The executive and legislative branches of the Government considerably influence administrative and operational facets of the judicial system. The president has the power to appoint justices and judges. Through the Department of Budget and Management (DBM), the president determines financial resources available to the Judiciary through budgetary allocation and release, and Congress determines the number of courts and their jurisdiction, the permanent assignment of judges, and the Judiciary’s annual budget. A senator and house representative sit as members of the Judicial and Bar Council, the body tasked to select and nominate prospective appointees to the bench. Under these conditions, political influence and patronage impinging on the processes of selection and appointment of judicial officials is the biggest threat to judicial independence.

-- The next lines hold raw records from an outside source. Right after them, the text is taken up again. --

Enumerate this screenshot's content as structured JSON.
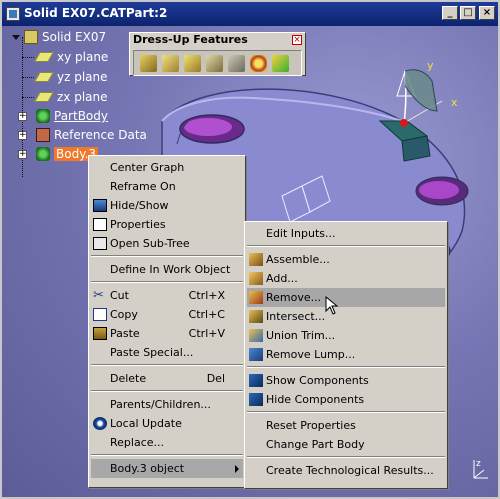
{
  "window": {
    "title": "Solid EX07.CATPart:2",
    "controls": [
      "_",
      "□",
      "×"
    ]
  },
  "tree": {
    "root": "Solid EX07",
    "items": [
      {
        "label": "xy plane",
        "icon": "plane-icon"
      },
      {
        "label": "yz plane",
        "icon": "plane-icon"
      },
      {
        "label": "zx plane",
        "icon": "plane-icon"
      },
      {
        "label": "PartBody",
        "icon": "partbody-icon"
      },
      {
        "label": "Reference Data",
        "icon": "reference-data-icon"
      },
      {
        "label": "Body.3",
        "icon": "body-icon",
        "selected": true
      }
    ]
  },
  "toolbar": {
    "title": "Dress-Up Features",
    "close": "×",
    "icons": [
      "fillet-icon",
      "chamfer-icon",
      "draft-icon",
      "shell-icon",
      "thickness-icon",
      "thread-icon",
      "remove-face-icon"
    ]
  },
  "context_menu": {
    "items": [
      {
        "label": "Center Graph",
        "shortcut": ""
      },
      {
        "label": "Reframe On",
        "shortcut": ""
      },
      {
        "label": "Hide/Show",
        "shortcut": "",
        "icon": "hide-show-icon"
      },
      {
        "label": "Properties",
        "shortcut": "",
        "icon": "properties-icon"
      },
      {
        "label": "Open Sub-Tree",
        "shortcut": "",
        "icon": "open-subtree-icon"
      },
      {
        "label": "Define In Work Object",
        "shortcut": ""
      },
      {
        "label": "Cut",
        "shortcut": "Ctrl+X",
        "icon": "scissors-icon"
      },
      {
        "label": "Copy",
        "shortcut": "Ctrl+C",
        "icon": "copy-icon"
      },
      {
        "label": "Paste",
        "shortcut": "Ctrl+V",
        "icon": "paste-icon"
      },
      {
        "label": "Paste Special...",
        "shortcut": ""
      },
      {
        "label": "Delete",
        "shortcut": "Del"
      },
      {
        "label": "Parents/Children...",
        "shortcut": ""
      },
      {
        "label": "Local Update",
        "shortcut": "",
        "icon": "local-update-icon"
      },
      {
        "label": "Replace...",
        "shortcut": ""
      },
      {
        "label": "Body.3 object",
        "shortcut": "",
        "submenu": true
      }
    ]
  },
  "submenu": {
    "items": [
      {
        "label": "Edit Inputs...",
        "icon": ""
      },
      {
        "label": "Assemble...",
        "icon": "assemble-icon"
      },
      {
        "label": "Add...",
        "icon": "add-icon"
      },
      {
        "label": "Remove...",
        "icon": "remove-icon",
        "highlighted": true
      },
      {
        "label": "Intersect...",
        "icon": "intersect-icon"
      },
      {
        "label": "Union Trim...",
        "icon": "union-trim-icon"
      },
      {
        "label": "Remove Lump...",
        "icon": "remove-lump-icon"
      },
      {
        "label": "Show Components",
        "icon": "show-components-icon"
      },
      {
        "label": "Hide Components",
        "icon": "hide-components-icon"
      },
      {
        "label": "Reset Properties",
        "icon": ""
      },
      {
        "label": "Change Part Body",
        "icon": ""
      },
      {
        "label": "Create Technological Results...",
        "icon": ""
      }
    ]
  },
  "axis": {
    "y": "y",
    "x": "x",
    "z": "z"
  }
}
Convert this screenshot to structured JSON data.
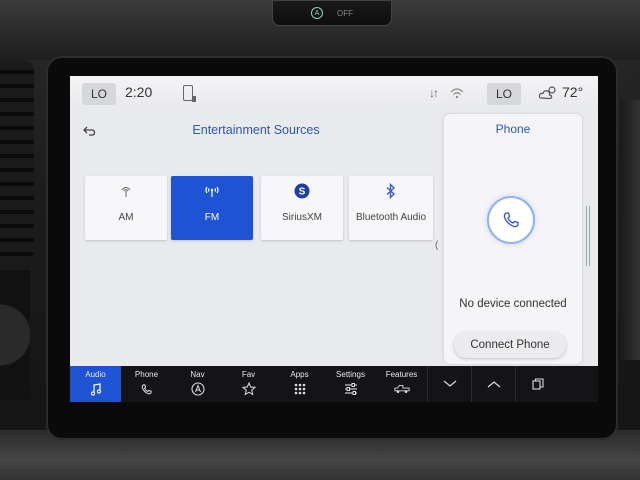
{
  "hardware": {
    "top_switch_label": "OFF"
  },
  "status_bar": {
    "climate_left": "LO",
    "time": "2:20",
    "climate_right": "LO",
    "temperature": "72°"
  },
  "entertainment": {
    "title": "Entertainment Sources",
    "sources": [
      {
        "label": "AM",
        "icon": "radio-antenna-icon",
        "selected": false
      },
      {
        "label": "FM",
        "icon": "radio-broadcast-icon",
        "selected": true
      },
      {
        "label": "SiriusXM",
        "icon": "siriusxm-icon",
        "selected": false
      },
      {
        "label": "Bluetooth Audio",
        "icon": "bluetooth-icon",
        "selected": false
      }
    ],
    "scroll_hint": "("
  },
  "phone_panel": {
    "title": "Phone",
    "status": "No device connected",
    "connect_button": "Connect Phone"
  },
  "nav": {
    "items": [
      {
        "label": "Audio",
        "icon": "music-note-icon",
        "active": true
      },
      {
        "label": "Phone",
        "icon": "phone-icon",
        "active": false
      },
      {
        "label": "Nav",
        "icon": "navigation-icon",
        "active": false
      },
      {
        "label": "Fav",
        "icon": "star-icon",
        "active": false
      },
      {
        "label": "Apps",
        "icon": "apps-grid-icon",
        "active": false
      },
      {
        "label": "Settings",
        "icon": "sliders-icon",
        "active": false
      },
      {
        "label": "Features",
        "icon": "truck-icon",
        "active": false
      }
    ],
    "controls": [
      "chevron-down-icon",
      "chevron-up-icon",
      "screens-icon"
    ]
  },
  "colors": {
    "accent": "#1e53d3",
    "title_blue": "#2c58b7",
    "nav_background": "#141418",
    "screen_background": "#e9eaee"
  }
}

Accusations have been rife in the media that the presidential power to appoint Supreme Court justices has been exercised for political ends and to benefit political allies. The quality of judicial appointments, especially in lower courts, has also been put to question due to alleged interference of Congress members and local government executives in the choice of appointees. Despite clear constitutional fiat, judicial fiscal autonomy remains illusory, as automatic release of its budgetary allocations and full control over their disbursements have not been implemented. The president, through DBM, treats the Judiciary like any other executive department or agency and retains control of the Judiciary’s budget through obligation, cash, programming, and releasing controls. DBM also approves the realignment of funds, use of savings, and use of funds for specific purposes. Limited fiscal autonomy impacts on judicial independence, as it places the Judiciary and its operations under the control and influence of another branch of the Government.
Without a strong and genuinely independent Judiciary, government accountability in the Philippines remains an unreachable goal – and any statements concerning its attainment, a mere rhetoric.